Regards, Sérgio
-----Original Message----- From: corpora-bounces at uib.no [mailto:corpora-bounces at uib.no] On Behalf Of Emmanuel Prochasson Sent: 09 March 2010 09:36 To: corpora at uib.no Subject: Re: [Corpora-List] Translation evaluation using word alignment
On 03/09/2010 05:06 PM, Alberto Simões wrote:
> Dear Emmanuel
>
> Probably not good enough for your needs, but my experiment with NATools
> was, after obtaining a decent probabilistic translation dictionary
> (using any kind of parallel corpora you can find) use that probabilities
> to measure the likeliness of two sentences being parallel.
>
> How did I measure it... searching for each word on the S(ource)

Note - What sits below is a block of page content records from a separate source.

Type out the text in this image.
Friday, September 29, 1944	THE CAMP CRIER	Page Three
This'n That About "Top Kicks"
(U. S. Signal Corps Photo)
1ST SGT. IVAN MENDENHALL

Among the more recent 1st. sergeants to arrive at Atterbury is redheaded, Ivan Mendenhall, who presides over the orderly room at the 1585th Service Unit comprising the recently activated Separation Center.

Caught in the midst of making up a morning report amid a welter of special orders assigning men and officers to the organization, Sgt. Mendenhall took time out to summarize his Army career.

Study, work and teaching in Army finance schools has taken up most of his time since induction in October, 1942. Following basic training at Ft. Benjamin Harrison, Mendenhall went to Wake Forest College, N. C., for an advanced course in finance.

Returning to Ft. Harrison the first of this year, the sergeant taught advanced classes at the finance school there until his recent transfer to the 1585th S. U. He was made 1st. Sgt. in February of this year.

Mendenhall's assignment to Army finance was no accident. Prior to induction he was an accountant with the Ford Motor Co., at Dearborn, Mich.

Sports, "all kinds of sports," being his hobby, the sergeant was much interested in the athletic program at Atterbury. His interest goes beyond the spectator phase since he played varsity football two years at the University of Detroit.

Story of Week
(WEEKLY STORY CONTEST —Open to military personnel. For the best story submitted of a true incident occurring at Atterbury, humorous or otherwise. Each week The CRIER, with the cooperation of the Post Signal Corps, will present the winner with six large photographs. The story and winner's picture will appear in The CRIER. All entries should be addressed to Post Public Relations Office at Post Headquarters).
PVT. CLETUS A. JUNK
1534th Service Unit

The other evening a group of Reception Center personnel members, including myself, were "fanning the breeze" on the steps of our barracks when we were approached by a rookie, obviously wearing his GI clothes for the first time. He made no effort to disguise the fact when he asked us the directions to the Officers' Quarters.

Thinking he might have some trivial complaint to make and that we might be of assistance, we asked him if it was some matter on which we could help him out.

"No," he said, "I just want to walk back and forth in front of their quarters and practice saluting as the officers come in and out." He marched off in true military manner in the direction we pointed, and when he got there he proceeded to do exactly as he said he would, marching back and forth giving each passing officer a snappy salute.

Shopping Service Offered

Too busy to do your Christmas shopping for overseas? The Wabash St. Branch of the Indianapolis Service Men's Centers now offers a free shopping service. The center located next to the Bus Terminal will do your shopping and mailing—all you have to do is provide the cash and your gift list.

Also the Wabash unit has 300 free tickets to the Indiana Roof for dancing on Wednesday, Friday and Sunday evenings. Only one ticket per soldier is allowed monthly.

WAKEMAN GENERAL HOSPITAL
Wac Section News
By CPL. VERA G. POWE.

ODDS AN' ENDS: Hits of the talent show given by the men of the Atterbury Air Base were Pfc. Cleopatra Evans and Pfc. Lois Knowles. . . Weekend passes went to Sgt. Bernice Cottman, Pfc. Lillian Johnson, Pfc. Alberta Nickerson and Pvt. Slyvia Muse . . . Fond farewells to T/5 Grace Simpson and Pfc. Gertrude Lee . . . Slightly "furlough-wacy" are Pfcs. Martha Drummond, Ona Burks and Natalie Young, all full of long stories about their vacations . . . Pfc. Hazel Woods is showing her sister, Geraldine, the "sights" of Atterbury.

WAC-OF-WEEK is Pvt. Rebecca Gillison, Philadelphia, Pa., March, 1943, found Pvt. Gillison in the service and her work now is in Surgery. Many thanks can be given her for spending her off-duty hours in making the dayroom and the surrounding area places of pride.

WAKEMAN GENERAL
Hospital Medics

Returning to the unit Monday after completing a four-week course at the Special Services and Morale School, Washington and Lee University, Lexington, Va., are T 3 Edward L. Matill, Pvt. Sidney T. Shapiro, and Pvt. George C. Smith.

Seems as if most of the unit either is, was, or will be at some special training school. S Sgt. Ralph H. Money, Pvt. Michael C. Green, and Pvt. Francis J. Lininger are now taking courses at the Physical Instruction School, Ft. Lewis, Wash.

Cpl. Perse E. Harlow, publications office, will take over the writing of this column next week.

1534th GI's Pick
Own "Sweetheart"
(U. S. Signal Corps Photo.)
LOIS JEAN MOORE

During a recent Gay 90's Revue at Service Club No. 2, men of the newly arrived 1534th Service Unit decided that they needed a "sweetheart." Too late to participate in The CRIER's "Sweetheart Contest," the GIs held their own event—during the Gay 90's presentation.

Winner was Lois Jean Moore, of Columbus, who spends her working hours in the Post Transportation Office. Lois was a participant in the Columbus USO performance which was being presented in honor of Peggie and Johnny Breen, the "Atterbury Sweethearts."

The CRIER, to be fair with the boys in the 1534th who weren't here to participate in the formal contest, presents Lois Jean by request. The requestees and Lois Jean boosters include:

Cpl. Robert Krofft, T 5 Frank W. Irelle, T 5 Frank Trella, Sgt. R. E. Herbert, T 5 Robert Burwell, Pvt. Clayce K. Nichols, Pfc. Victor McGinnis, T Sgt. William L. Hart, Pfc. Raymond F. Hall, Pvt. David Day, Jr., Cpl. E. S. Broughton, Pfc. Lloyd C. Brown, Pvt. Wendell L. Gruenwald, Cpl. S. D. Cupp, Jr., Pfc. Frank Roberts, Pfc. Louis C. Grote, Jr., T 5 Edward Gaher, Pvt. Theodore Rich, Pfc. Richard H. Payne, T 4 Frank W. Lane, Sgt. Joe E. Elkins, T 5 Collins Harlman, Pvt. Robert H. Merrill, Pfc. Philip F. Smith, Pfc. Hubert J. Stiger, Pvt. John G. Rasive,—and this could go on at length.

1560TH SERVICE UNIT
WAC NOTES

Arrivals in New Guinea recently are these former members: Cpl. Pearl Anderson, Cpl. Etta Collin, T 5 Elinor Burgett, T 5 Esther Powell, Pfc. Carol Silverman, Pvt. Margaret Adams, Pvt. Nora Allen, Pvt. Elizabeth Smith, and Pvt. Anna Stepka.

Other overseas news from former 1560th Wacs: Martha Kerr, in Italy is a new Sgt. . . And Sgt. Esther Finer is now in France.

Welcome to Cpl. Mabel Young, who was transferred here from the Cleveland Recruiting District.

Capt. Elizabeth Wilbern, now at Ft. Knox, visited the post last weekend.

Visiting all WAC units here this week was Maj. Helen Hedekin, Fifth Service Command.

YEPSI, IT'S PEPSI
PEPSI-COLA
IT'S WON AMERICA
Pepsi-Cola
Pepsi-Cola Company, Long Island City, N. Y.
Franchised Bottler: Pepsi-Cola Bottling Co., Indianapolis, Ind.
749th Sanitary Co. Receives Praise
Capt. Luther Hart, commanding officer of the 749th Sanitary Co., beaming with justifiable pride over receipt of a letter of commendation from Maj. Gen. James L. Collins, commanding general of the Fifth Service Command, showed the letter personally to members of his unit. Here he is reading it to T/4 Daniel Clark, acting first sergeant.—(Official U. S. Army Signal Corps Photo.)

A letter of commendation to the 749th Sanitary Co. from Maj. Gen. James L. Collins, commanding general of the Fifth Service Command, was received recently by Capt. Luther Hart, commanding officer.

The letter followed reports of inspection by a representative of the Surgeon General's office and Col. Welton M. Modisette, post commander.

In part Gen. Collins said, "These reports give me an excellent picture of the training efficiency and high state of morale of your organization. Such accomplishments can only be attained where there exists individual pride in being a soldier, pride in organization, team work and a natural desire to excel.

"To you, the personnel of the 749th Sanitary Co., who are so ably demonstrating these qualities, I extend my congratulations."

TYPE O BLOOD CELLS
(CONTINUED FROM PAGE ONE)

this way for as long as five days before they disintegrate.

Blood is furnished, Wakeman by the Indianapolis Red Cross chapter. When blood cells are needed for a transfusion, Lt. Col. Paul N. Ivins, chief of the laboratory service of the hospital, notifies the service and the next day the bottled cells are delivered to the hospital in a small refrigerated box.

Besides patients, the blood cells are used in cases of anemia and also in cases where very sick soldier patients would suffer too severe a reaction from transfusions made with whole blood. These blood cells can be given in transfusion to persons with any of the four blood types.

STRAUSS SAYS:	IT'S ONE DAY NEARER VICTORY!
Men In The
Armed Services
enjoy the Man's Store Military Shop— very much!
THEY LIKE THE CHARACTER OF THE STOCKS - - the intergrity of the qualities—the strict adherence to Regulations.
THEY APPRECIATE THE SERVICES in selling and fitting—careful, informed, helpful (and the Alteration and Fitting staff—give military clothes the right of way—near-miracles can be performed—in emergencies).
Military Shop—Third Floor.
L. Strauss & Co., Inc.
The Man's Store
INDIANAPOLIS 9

> L(anguage) and checking if a translation is present in the T(arget)
> L(anguage), and geting the average of the probabilities. Then, same
> approach from TL to SL.
>
> Not fancy, but gave some interesting results.
>
I actually use a similar approach to find some good candidates (but I need to filter them). Instead of using a probabilistic dictionary computed from a parallel corpus, I use a regular lexicon.
The results are interesting, but typically, it won't be able to see a difference between "Jon appeared on TV" and "TV appeared on Jon" (and any translation, say, for example in French: "Jon est passé à la TV").
Both sentence will perfectly match the French translation. I need to go a bit deeper than lexicon level.
In the first case, I wish to obtain something like : Jon/Jon est passé/appeared à la/on TV/TV => 100% match in the second case: Jon/NULL est passé/appeared à la/on TV/NULL => 50% match
(I'm aware than in such a case, any alignment algorithm is likely to be confused, but this is just an illustration).